Maternal mental health programme for pregnant Queenstowners


A free programme aimed at helping pregnant women is being launched in the Wakatipu this week. 

Under the pilot programme, Queenstown Lakes Family Centre (QLFC) is offering one-on-one sessions for every local pregnant 
woman and their partner to discuss issues that might arise before and after their baby is born. 

Women during their first trimester will be referred to the centre by their GP and given a pamphlet entitled ‘Pregnancy and You’ to explain the programme, which is thought to be a New Zealand first. 

QLFC registered nurse Maria Frewen says: “What we’re trying to prevent is the emergence of mental illness or postnatal depression and other anxieties related to being a parent and coping with a baby. 

“This is about helping women to identify what are normal feelings, and at what point they need some extra help.” 

Frewen says women will be advised on what support is available in the Wakatipu from professionals and community services. 

Many local women are isolated from family networks, she says. 

“The last six years of working with mothers and young children, the number of times I go to a house and they say, ‘oh God, I wish I knew this when I was pregnant’.” 

QLFC general manager Ilona Weekley says the sessions also offer a chance for women and their partners to talk, possibly for the first time, about how they’ll approach parenthood, for example issues like how they’ll discipline their child. 
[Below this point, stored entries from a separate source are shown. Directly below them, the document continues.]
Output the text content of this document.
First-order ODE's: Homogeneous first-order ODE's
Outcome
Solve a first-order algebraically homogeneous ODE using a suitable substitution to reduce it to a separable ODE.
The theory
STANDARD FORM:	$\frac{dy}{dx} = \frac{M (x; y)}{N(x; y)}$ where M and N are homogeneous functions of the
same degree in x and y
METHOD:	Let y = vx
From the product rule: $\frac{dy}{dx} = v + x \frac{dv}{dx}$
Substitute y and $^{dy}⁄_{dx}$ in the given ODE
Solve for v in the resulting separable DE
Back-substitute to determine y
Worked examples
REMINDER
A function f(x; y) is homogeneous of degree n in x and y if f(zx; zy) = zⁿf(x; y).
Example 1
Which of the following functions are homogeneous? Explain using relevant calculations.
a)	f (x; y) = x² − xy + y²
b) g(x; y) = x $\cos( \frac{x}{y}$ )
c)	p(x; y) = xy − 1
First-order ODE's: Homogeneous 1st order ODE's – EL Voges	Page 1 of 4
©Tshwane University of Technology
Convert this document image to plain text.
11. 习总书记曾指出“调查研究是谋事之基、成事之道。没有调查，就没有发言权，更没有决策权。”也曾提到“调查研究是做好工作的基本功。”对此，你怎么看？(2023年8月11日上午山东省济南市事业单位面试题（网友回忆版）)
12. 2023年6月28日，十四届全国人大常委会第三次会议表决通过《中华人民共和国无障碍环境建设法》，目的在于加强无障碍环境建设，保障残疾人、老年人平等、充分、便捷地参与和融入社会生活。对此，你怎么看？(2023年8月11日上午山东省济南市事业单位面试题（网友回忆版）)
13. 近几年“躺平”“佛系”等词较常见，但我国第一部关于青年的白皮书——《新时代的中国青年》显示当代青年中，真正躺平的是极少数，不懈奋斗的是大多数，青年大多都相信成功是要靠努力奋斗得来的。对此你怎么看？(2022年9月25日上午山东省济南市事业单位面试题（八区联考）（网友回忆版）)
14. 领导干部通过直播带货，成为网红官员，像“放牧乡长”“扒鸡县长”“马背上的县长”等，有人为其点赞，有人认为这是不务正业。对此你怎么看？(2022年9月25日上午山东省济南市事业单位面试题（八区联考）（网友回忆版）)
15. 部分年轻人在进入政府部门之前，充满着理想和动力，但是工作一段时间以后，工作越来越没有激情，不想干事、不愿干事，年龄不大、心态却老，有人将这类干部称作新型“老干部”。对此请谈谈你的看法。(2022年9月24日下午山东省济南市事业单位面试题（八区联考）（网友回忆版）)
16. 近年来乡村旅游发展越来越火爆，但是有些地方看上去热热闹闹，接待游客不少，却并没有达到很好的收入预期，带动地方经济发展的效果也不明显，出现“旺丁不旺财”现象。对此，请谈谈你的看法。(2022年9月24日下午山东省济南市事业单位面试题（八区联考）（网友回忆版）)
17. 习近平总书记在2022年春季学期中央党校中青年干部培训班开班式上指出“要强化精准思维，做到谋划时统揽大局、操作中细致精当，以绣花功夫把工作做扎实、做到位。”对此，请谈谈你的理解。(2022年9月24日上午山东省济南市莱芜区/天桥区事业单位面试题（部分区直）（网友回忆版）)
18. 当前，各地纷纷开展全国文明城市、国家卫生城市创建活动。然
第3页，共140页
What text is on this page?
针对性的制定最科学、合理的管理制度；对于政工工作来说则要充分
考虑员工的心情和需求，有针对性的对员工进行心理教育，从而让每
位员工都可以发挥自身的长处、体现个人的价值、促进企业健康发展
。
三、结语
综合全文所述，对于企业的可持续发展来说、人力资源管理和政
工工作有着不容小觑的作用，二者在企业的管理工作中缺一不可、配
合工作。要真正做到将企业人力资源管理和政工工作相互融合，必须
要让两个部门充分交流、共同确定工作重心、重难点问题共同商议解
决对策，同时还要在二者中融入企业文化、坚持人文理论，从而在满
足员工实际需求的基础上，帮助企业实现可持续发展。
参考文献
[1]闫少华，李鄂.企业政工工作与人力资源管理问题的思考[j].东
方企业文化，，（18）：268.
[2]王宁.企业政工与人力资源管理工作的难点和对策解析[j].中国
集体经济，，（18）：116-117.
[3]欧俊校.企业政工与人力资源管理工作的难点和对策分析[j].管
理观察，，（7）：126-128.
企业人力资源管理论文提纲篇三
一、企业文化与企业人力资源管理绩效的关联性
“Later on the focus is the delivery and then baby’s here and there is no time to think about anything but just to react.” 

The pilot programme is being funded by Queenstown Medical Centre (QMC), which has supported QLFC for the past two years. 

QMC chief operating officer Shane Zeederberg says the programme is brilliant. 

“Anything that raises awareness and does health promotion is what we really want to be firmly behind – in the early years, prevention’s better than cure.” 

Weekley says the centre’s especially grateful for QMC’s support because funding for prevention programmes is often hard to get. 

QLFC and QMC will review the programme in three months.